Rethinking SME Finance Policy – harnessing technology and innovation
Conventional SME finance policies are designed to address conventional constraints to SMEs accessing the financial services which they need to manage risks, meet supply orders, and invest in new technologies and market opportunities. Yet technology and innovative approaches are transforming the business of SME finance, mitigating conventional challenges and risks and in some cases presenting new risks. Continuing with only conventional policy responses may be duplicative and waste resources, and may also fail to address emerging risks. This has important implications for the World Bank Group’s approach to SME Finance.
Information asymmetry raises the costs and risks of providing financial services, and therefore reduces access and leads to higher pricing of financial services for many SMEs. Yet data availability is rapidly expanding, and data brokers are increasingly able to address information asymmetry.
- “Big Data” Analytics - the analysis of alternative data sets such as cell phone histories and transactional data, represent new ways for assessing the creditworthiness of enterprises currently without access to finance. For example, Experian MicroAnalytics (global) and Cignifi (Brazil, Ghana, Mexico, US) deliver credit scoring based on airtime usage. This type of approach could open up access to credit for mobile payments customers in the developing world. ZestFinance (US) combines data from thousands of potential credit variables, gleaned from alternative credit databases and web crawling to offer a ‘big data underwriting model’.
- With increasing technology and internet access, the expansion of “digital footprints” allow for alternative ways to assess borrower creditworthiness and spot and prevent identity fraud. For example DemystData (Hong Kong, US) and Lenddo (Colombia, Mexico, Philippines) use online reputation and social media analytics.

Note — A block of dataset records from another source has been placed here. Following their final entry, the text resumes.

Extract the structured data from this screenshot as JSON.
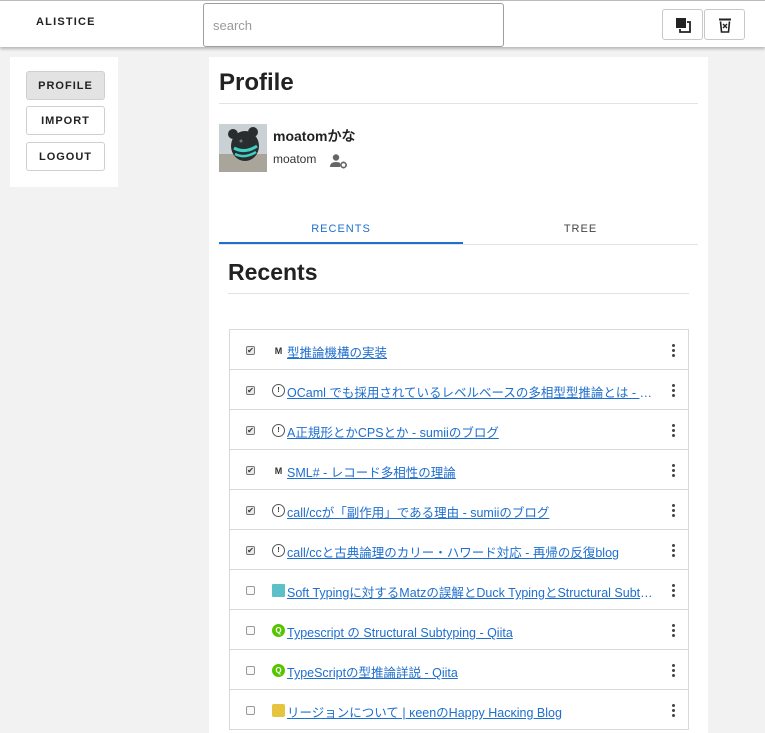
{
  "header": {
    "brand": "ALISTICE",
    "search_placeholder": "search",
    "search_value": "",
    "buttons": [
      {
        "icon": "window-stack-icon"
      },
      {
        "icon": "trash-can-icon"
      }
    ]
  },
  "menu": {
    "items": [
      {
        "label": "PROFILE",
        "active": true
      },
      {
        "label": "IMPORT",
        "active": false
      },
      {
        "label": "LOGOUT",
        "active": false
      }
    ]
  },
  "profile": {
    "title": "Profile",
    "display_name": "moatomかな",
    "username": "moatom",
    "settings_icon": "user-settings-icon"
  },
  "tabs": [
    {
      "label": "RECENTS",
      "active": true
    },
    {
      "label": "TREE",
      "active": false
    }
  ],
  "recents": {
    "title": "Recents",
    "items": [
      {
        "checked": true,
        "favicon": "M",
        "text": "型推論機構の実装"
      },
      {
        "checked": true,
        "favicon": "hatena",
        "text": "OCaml でも採用されているレベルベースの多相型型推論とは - 言語のしくみ"
      },
      {
        "checked": true,
        "favicon": "hatena",
        "text": "A正規形とかCPSとか - sumiiのブログ"
      },
      {
        "checked": true,
        "favicon": "M",
        "text": "SML# - レコード多相性の理論"
      },
      {
        "checked": true,
        "favicon": "hatena",
        "text": "call/ccが「副作用」である理由 - sumiiのブログ"
      },
      {
        "checked": true,
        "favicon": "hatena",
        "text": "call/ccと古典論理のカリー・ハワード対応 - 再帰の反復blog"
      },
      {
        "checked": false,
        "favicon": "teal",
        "text": "Soft Typingに対するMatzの誤解とDuck TypingとStructural Subtyping"
      },
      {
        "checked": false,
        "favicon": "qiita",
        "text": "Typescript の Structural Subtyping - Qiita"
      },
      {
        "checked": false,
        "favicon": "qiita",
        "text": "TypeScriptの型推論詳説 - Qiita"
      },
      {
        "checked": false,
        "favicon": "keen",
        "text": "リージョンについて | κeenのHappy Hacκing Blog"
      }
    ]
  },
  "colors": {
    "accent": "#1e6fcf",
    "background": "#f2f2f2",
    "panel": "#ffffff",
    "active_menu": "#e3e3e3"
  }
}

- The lack of financing sources available to many SMEs, linked to constraints in the use of collateral and the availability of information, is cited as a major concern in the World Bank’s Enterprise Surveys. Typical policy responses include secured transactions frameworks (collateral laws, movable assets registries), credit lines, state banks, partial credit guarantee schemes, and encouraging competition and diversification.